India is looking towards a Diwali glittering as ‘gold’ this year. With the drop in price of the yellow metal, markets are seeing reinvigorated demand from retail consumers. It is customary to buy precious metals like gold and silver on the occasion of Diwali to propitiate Lakshmi, the goddess of wealth.
Gold in India has been a mainstay of saving in traditional Indian society but Gen-X has maintained the traditional habit of putting some savings in gold as an asset through paper gold and Exchange-Traded Funds (ETF).
The data also proves the logic of traditional wisdom. Gold purchase on Dhanteras in the past 10 years yielded annualized returns of 6.56% till now. This is higher than the annual rise of 5.6% in the Cost Inflation Index (CII) in the past ten years. CII is an indicator of the increase in the cost of goods and assets due to inflation.

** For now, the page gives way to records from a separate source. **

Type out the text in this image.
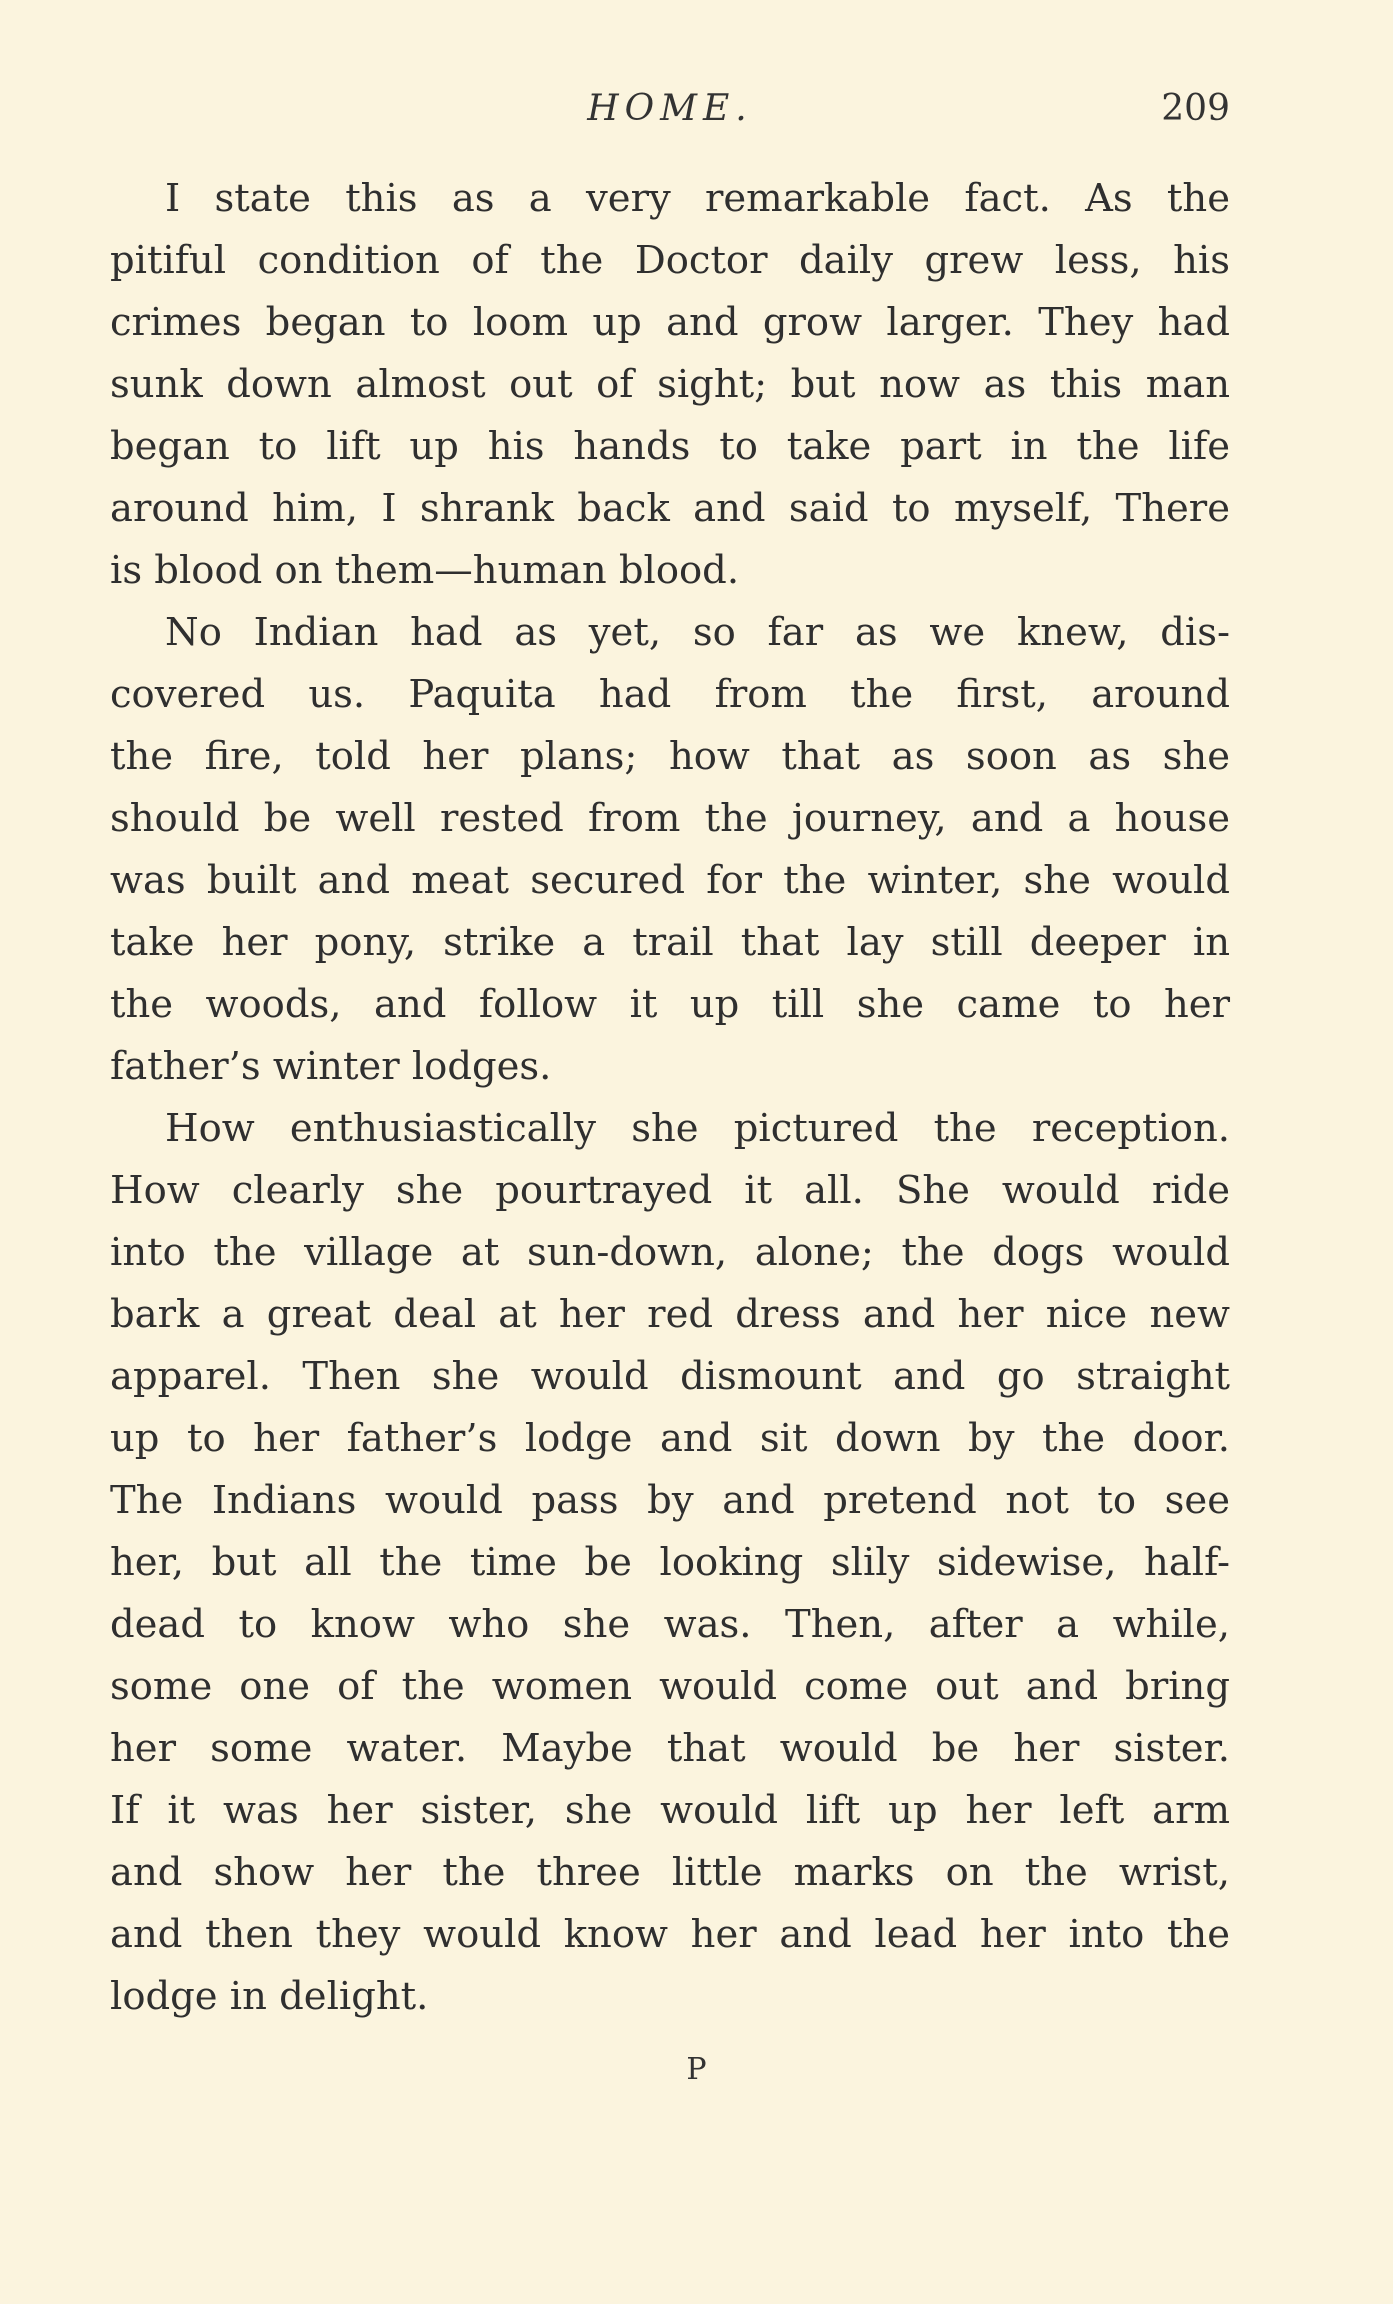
HOME.	209

I state this as a very remarkable fact. As the
pitiful condition of the Doctor daily grew less, his
crimes began to loom up and grow larger. They had
sunk down almost out of sight; but now as this man
began to lift up his hands to take part in the life
around him, I shrank back and said to myself, There
is blood on them—human blood.

No Indian had as yet, so far as we knew, dis-
covered us. Paquita had from the first, around
the fire, told her plans; how that as soon as she
should be well rested from the journey, and a house
was built and meat secured for the winter, she would
take her pony, strike a trail that lay still deeper in
the woods, and follow it up till she came to her
father’s winter lodges.

How enthusiastically she pictured the reception.
How clearly she pourtrayed it all. She would ride
into the village at sun-down, alone; the dogs would
bark a great deal at her red dress and her nice new
apparel. Then she would dismount and go straight
up to her father’s lodge and sit down by the door.
The Indians would pass by and pretend not to see
her, but all the time be looking slily sidewise, half-
dead to know who she was. Then, after a while,
some one of the women would come out and bring
her some water. Maybe that would be her sister.
If it was her sister, she would lift up her left arm
and show her the three little marks on the wrist,
and then they would know her and lead her into the
lodge in delight.

P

The gold bought between 2015 and 2020 has bought double-digit returns while the gold prices have strangled in past one year. All the more reason for a bumper purchase of gold this Diwali.
Gold prices that had touched a peak of Rs 56000 per 10-gram level were hovering around Rs 49200 in India on October 31. “Gold jewelry demand in festive season has increased by 58.6% to 96.2 tonnes while investment demand in bars and coins have also grown by 18 percent. Softer gold prices have generated significant consumer interest in the Diwali festival season this year,” Somasundaram PR, Regional CEO of India of World Gold Council said quoting the Q3 global demand trend report.
Though gold has been a trusted asset class in the past decade it has paled in comparison to the stock market. BSE Sensex has risen nearly 13% since October 2011 but advice to keep gold as one of the assets in the portfolio to hedge against inflation and a cushion against market volatility has remained timeless wisdom.